Thousands slept on concrete floors at Border Patrol stations in Texas as the government scrambled to find shelters for them.

Veterans of the Obama White House recall their raw apprehension after the initial scramble to deal with the humanitarian emergency gave way to a dawning realization of the sheer scale of what was happening. By the end of 2014, nearly 140,000 children and families had crossed the border from Mexico without authorization — the vast majority coming from the gang-violence-plagued nations of Guatemala, Honduras and El Salvador, known as the “Northern Triangle.”

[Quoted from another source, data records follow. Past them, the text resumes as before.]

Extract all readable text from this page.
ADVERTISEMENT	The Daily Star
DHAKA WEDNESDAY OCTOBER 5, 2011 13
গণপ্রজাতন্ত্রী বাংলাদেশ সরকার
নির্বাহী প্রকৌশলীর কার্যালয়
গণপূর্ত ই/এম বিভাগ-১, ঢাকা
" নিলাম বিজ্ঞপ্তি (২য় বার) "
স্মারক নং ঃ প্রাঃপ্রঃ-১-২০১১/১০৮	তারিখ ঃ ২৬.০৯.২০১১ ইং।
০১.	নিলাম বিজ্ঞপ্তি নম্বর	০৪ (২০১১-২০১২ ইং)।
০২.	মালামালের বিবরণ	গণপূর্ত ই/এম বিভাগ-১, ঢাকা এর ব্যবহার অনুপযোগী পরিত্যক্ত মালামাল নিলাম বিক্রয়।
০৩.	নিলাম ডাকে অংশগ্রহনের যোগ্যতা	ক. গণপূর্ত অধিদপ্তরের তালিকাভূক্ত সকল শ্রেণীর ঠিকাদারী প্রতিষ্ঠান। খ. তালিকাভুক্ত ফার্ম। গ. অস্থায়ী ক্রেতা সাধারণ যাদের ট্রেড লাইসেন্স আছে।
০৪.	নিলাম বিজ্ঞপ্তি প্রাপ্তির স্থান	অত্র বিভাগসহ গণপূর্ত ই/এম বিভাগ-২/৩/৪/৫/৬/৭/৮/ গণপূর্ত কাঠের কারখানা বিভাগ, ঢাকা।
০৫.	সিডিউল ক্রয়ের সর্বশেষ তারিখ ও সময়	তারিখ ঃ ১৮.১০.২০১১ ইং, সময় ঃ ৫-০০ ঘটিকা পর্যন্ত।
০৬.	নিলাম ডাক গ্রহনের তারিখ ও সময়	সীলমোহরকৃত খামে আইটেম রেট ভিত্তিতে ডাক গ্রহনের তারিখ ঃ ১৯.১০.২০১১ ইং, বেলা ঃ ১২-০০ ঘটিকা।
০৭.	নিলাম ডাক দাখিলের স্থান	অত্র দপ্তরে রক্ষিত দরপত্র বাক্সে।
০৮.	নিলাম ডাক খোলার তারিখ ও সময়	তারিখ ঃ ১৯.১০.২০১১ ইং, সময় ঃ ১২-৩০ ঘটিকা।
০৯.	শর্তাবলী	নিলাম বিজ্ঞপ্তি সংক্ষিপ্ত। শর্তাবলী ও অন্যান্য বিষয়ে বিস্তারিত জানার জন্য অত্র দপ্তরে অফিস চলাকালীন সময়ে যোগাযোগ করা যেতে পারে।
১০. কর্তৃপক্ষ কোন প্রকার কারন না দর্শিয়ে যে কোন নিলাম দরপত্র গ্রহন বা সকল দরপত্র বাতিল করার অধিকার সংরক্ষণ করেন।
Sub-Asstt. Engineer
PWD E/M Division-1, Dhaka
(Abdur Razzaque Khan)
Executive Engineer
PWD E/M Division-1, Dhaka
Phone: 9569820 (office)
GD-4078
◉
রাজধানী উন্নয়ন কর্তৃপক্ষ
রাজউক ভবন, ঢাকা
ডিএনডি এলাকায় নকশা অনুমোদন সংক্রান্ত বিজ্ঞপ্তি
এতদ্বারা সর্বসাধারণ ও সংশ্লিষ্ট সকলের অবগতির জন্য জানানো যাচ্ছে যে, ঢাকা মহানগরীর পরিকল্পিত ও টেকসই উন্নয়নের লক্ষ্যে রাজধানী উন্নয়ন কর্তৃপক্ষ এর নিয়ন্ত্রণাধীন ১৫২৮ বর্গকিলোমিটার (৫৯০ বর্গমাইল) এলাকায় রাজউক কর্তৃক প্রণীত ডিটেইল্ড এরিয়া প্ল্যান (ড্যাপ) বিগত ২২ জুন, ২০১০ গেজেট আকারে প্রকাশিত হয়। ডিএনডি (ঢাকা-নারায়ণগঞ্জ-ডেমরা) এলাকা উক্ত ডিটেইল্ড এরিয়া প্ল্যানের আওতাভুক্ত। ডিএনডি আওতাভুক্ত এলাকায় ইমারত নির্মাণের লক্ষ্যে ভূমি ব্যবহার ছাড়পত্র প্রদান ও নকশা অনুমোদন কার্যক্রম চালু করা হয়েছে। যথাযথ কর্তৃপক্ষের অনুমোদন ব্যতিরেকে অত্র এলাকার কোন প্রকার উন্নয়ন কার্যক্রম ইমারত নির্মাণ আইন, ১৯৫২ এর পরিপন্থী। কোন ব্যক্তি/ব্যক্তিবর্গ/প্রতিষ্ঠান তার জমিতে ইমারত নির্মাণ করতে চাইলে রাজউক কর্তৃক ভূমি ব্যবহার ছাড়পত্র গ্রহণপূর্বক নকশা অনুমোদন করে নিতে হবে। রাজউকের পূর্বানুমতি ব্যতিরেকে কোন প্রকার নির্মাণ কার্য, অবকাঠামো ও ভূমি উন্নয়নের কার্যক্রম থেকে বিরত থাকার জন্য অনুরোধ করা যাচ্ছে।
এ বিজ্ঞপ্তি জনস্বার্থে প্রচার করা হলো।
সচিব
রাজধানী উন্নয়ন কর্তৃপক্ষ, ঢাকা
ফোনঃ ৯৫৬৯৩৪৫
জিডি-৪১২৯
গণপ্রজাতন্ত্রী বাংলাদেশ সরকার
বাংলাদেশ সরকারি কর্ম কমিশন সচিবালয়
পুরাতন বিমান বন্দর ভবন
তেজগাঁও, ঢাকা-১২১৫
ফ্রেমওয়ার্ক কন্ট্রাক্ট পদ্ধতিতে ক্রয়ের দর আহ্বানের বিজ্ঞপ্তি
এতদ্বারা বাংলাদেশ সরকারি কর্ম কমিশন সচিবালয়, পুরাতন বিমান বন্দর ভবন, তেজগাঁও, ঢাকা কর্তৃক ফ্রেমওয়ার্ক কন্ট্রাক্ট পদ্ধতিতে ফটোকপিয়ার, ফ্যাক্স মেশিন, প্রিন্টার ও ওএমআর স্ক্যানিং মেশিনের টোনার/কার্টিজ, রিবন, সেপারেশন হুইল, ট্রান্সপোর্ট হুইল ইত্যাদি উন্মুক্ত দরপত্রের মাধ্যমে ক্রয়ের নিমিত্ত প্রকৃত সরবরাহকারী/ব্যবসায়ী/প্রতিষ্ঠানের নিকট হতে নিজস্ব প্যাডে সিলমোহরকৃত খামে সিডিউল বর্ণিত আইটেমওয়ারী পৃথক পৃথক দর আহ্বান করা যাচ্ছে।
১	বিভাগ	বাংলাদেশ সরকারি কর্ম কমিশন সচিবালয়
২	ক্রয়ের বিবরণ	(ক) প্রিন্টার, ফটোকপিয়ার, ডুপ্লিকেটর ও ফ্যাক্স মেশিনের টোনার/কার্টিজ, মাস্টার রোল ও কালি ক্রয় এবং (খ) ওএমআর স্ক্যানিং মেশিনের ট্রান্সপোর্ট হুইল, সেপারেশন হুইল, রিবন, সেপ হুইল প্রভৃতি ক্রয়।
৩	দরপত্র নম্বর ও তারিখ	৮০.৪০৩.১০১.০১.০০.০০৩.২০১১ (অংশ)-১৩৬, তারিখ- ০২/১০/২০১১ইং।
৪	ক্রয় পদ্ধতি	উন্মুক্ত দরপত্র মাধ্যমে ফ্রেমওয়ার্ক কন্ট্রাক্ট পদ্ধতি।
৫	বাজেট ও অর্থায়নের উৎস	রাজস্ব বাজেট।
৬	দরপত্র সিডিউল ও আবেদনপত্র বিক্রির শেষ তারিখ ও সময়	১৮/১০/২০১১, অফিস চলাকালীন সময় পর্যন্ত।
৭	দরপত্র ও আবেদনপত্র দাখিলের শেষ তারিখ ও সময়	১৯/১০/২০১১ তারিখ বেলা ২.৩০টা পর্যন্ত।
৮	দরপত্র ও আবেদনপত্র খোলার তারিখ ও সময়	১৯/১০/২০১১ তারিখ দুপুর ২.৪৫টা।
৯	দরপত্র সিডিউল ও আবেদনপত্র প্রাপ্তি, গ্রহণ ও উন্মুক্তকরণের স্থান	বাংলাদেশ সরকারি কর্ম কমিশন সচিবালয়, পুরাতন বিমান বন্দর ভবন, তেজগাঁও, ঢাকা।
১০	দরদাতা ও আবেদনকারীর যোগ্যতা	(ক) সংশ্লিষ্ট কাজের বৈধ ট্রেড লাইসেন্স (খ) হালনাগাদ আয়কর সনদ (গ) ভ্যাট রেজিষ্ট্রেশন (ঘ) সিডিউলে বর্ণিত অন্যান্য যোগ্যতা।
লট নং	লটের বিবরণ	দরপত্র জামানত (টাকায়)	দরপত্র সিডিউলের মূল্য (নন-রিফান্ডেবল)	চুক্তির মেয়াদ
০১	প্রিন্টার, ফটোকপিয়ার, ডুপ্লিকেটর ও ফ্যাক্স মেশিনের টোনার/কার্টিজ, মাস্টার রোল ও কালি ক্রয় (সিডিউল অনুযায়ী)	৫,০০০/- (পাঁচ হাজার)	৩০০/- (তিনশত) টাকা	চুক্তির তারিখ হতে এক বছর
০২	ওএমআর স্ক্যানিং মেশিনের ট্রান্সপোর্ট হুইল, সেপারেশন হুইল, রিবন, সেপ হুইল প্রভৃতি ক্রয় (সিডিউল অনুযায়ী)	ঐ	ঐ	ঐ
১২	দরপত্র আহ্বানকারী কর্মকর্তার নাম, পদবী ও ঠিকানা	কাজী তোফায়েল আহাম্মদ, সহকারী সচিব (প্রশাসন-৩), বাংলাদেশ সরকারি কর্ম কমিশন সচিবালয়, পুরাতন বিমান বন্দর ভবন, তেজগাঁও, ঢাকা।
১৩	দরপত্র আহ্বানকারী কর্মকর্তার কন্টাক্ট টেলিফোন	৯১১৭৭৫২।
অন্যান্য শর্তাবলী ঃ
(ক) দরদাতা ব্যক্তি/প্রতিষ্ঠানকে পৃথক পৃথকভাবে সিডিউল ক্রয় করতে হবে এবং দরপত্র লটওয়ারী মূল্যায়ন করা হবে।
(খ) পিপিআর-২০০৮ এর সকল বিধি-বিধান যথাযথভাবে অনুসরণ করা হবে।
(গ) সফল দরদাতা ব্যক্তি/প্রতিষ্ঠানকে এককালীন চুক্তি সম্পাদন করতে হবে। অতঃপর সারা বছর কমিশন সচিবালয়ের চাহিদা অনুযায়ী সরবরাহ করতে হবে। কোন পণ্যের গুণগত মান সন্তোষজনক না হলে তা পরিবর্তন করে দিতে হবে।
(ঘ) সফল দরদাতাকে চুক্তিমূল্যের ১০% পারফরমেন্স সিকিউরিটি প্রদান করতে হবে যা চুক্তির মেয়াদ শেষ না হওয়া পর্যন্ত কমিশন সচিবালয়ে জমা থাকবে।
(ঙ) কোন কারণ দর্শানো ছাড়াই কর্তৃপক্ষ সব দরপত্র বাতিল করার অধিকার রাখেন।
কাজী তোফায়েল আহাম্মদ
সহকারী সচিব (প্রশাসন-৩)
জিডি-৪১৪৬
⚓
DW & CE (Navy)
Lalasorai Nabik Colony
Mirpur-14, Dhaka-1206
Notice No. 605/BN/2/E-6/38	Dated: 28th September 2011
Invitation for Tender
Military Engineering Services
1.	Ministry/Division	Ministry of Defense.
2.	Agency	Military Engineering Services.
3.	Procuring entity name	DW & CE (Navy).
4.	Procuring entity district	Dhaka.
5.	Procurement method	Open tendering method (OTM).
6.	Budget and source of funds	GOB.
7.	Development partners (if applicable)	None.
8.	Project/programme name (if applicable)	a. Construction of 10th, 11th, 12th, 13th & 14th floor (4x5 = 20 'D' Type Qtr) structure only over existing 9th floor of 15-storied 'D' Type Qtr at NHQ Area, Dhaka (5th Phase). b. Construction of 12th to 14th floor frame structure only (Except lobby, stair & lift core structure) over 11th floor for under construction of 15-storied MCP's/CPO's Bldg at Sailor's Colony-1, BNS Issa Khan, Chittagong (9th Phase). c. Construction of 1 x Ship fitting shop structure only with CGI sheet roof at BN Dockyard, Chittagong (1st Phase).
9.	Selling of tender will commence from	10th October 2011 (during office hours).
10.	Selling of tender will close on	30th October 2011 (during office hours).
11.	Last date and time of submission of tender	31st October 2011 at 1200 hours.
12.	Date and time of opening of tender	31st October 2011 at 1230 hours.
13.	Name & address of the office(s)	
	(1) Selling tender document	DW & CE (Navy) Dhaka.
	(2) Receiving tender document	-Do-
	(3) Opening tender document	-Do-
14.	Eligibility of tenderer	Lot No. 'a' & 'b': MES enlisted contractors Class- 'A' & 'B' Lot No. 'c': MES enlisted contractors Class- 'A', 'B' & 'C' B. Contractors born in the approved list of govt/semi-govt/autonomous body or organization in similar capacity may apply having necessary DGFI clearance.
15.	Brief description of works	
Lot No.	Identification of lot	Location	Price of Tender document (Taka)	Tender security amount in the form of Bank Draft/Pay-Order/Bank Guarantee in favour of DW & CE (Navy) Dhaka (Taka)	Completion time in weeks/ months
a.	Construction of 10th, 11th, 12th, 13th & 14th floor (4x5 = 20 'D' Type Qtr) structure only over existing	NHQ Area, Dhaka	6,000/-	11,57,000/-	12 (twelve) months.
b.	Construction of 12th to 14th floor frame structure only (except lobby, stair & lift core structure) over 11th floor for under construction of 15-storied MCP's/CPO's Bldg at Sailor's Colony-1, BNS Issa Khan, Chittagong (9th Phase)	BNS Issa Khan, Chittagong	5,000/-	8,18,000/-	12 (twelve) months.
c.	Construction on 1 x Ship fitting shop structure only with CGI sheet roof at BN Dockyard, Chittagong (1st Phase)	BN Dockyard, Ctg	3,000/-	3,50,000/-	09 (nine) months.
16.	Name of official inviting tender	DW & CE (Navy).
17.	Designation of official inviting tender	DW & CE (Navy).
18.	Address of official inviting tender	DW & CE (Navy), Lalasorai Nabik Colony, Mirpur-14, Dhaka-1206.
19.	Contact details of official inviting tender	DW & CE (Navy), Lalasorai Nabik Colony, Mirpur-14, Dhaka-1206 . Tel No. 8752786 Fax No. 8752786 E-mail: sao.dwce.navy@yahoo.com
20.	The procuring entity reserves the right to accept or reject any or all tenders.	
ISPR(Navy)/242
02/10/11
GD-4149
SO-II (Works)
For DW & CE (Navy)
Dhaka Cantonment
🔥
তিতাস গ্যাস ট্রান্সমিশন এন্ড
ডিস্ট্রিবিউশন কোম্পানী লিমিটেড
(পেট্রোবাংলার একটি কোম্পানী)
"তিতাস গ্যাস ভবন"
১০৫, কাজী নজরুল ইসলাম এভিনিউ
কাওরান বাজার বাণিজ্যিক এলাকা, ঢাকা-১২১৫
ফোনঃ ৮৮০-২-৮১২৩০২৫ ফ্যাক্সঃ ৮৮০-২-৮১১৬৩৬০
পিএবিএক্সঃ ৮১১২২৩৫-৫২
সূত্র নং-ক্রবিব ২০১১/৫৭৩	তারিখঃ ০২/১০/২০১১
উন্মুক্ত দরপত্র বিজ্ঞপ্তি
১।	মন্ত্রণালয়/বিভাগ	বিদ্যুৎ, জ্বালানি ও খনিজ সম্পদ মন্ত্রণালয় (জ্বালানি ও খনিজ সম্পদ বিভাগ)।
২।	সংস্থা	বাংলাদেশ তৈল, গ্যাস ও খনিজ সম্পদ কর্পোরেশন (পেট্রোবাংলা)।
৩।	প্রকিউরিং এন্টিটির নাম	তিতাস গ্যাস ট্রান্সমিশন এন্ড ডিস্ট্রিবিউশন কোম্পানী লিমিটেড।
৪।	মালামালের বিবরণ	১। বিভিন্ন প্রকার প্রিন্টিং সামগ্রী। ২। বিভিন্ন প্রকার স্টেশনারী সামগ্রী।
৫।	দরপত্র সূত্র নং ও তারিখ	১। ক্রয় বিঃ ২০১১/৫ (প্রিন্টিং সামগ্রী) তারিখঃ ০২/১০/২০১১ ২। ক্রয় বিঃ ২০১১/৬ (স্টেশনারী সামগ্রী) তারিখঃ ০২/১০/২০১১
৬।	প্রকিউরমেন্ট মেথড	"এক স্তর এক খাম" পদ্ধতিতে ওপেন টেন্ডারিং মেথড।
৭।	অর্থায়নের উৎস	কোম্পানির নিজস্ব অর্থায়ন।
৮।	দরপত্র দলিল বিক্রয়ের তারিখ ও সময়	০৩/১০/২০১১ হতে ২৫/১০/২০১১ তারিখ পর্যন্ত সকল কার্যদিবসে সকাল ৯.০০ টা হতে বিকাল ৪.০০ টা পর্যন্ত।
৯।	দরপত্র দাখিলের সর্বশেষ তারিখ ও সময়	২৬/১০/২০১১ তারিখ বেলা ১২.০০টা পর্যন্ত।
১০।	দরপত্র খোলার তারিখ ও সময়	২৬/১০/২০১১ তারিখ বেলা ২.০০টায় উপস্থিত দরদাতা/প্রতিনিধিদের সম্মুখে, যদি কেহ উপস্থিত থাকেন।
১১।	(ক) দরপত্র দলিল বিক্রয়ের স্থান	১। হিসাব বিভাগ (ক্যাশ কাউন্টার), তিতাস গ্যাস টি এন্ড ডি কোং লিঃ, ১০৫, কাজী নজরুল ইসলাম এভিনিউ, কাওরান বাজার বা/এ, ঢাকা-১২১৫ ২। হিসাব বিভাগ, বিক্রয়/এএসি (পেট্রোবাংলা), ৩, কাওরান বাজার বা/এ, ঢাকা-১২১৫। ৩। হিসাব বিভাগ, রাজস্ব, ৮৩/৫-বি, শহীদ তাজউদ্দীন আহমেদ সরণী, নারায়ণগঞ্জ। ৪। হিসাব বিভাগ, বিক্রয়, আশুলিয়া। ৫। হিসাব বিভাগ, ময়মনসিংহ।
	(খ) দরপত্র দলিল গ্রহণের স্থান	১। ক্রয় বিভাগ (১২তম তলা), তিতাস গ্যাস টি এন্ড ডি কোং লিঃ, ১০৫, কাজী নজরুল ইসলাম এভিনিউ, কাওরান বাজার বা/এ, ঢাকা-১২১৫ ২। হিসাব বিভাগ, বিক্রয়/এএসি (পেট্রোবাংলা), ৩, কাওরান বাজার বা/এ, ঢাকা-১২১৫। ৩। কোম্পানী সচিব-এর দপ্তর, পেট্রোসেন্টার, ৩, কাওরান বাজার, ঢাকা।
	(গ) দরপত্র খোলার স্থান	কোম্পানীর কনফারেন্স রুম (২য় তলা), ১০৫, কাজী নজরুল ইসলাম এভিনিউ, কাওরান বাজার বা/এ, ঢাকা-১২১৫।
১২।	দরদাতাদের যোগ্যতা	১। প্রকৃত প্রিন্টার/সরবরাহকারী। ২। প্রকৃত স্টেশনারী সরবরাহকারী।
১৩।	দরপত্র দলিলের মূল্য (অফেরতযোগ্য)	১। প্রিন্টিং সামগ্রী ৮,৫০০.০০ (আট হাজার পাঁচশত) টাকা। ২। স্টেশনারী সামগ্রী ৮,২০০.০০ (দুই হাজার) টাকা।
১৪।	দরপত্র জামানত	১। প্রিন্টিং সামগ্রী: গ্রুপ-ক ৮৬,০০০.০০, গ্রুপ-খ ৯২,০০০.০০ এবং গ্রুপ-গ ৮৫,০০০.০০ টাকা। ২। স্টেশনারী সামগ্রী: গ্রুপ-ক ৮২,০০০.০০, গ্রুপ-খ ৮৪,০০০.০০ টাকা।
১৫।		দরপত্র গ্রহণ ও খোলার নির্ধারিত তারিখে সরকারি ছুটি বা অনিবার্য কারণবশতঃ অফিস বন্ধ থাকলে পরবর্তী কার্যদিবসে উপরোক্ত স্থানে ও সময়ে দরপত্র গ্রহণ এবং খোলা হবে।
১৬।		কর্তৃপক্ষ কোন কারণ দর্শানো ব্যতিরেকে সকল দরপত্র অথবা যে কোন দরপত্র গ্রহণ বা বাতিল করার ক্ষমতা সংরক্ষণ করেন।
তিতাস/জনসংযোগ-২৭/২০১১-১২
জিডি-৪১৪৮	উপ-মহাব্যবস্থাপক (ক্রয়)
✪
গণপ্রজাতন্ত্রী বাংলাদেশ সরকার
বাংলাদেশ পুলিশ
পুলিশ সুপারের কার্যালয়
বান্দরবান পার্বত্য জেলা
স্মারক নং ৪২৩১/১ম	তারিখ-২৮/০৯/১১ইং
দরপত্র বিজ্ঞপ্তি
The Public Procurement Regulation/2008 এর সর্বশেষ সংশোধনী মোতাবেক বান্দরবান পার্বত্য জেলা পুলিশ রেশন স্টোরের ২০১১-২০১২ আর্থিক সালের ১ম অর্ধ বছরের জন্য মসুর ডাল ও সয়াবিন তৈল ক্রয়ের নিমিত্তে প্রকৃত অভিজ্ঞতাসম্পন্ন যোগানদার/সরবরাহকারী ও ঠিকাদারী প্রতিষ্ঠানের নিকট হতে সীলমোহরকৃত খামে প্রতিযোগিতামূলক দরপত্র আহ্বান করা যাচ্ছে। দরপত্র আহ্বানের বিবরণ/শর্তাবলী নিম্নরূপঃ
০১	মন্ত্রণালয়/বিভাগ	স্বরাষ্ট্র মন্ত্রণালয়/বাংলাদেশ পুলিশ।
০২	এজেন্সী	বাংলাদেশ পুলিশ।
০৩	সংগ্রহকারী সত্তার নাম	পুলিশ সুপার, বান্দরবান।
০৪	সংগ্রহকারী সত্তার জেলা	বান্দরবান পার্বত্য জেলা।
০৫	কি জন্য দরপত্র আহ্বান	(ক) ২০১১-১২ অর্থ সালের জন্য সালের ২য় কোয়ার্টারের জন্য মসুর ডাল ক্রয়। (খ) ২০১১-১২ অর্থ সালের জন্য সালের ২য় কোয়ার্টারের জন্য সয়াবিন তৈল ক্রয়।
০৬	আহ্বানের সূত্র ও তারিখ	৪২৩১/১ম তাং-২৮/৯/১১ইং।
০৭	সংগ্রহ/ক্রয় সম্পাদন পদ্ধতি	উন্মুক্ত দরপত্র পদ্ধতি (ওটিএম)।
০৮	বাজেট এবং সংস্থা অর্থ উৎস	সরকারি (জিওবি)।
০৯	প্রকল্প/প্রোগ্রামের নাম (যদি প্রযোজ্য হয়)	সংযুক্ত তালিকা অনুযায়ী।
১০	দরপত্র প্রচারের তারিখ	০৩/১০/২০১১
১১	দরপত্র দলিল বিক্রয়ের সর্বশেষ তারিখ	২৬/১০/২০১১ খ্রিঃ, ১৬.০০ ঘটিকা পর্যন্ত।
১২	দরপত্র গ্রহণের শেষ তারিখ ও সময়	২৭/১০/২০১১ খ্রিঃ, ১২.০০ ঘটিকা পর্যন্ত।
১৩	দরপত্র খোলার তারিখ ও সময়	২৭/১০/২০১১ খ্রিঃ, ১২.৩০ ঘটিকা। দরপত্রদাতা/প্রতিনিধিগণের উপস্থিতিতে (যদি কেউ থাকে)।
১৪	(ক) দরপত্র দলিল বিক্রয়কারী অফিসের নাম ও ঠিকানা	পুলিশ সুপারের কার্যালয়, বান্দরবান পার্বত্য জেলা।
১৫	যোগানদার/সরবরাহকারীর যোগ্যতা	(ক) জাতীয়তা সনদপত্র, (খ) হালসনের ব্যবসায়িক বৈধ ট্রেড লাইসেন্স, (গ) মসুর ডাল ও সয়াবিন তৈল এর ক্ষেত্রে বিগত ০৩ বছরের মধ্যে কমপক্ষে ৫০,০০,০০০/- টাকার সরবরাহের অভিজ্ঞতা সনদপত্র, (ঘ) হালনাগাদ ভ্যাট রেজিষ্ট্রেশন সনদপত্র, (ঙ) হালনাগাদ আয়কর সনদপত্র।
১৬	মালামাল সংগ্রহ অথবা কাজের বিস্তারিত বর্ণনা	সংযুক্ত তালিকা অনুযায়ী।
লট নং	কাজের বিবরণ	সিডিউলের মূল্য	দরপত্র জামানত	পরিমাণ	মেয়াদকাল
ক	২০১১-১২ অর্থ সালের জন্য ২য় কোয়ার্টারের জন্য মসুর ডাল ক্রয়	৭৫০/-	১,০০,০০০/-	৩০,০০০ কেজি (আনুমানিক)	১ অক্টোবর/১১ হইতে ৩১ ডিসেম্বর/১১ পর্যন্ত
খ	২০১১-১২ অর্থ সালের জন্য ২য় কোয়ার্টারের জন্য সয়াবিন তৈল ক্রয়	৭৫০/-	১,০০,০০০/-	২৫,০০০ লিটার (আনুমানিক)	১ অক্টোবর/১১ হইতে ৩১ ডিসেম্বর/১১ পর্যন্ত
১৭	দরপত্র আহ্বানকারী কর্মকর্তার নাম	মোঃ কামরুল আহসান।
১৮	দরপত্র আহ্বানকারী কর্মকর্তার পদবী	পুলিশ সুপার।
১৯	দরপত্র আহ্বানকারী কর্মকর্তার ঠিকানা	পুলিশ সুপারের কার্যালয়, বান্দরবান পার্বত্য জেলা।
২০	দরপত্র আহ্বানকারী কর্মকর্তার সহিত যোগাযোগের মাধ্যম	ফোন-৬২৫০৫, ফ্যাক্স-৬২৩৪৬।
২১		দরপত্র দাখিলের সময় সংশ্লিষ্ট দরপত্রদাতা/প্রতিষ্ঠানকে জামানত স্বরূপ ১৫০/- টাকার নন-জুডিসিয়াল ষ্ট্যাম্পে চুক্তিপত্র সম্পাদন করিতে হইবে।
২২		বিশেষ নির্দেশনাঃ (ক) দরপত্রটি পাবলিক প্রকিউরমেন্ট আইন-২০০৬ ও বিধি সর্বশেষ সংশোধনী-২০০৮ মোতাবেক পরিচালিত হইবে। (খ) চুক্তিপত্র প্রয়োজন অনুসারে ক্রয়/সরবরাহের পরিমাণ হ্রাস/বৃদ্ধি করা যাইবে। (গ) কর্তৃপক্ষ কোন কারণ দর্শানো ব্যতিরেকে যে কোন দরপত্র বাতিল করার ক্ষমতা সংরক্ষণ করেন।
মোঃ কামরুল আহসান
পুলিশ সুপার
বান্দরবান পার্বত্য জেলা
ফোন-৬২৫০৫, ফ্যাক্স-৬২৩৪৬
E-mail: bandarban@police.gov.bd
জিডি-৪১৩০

“There is the immediate political crisis, the images flashing on CNN,” said Amy Pope, who helped coordinate the administration’s response as a deputy homeland security adviser at the White House. “But then you have what’s actually behind it all. There was no sign that was going away.”

It hasn’t gone away. The Obama administration attempted to mount a broad response, including a $4 billion emergency aid package from Congress for additional shelters, $750 million in economic assistance for the Northern Triangle countries, closer border coordination with Mexico and the personal attention of Vice President Joe Biden, who traveled to the region. But by President Barack Obama’s last year, the total arrests of Central Americans at the border had surpassed the 2014 figures.

Those figures, after dipping at the start of Donald Trump’s tenure as president, are on pace to approach all-time highs again this year.

Over the first eight months of fiscal 2018, nearly 91,500 Central American families have been apprehended, part of a broader border surge that has threatened to undermine the president, before the midterm elections, on his key campaign promise to curb illegal immigration.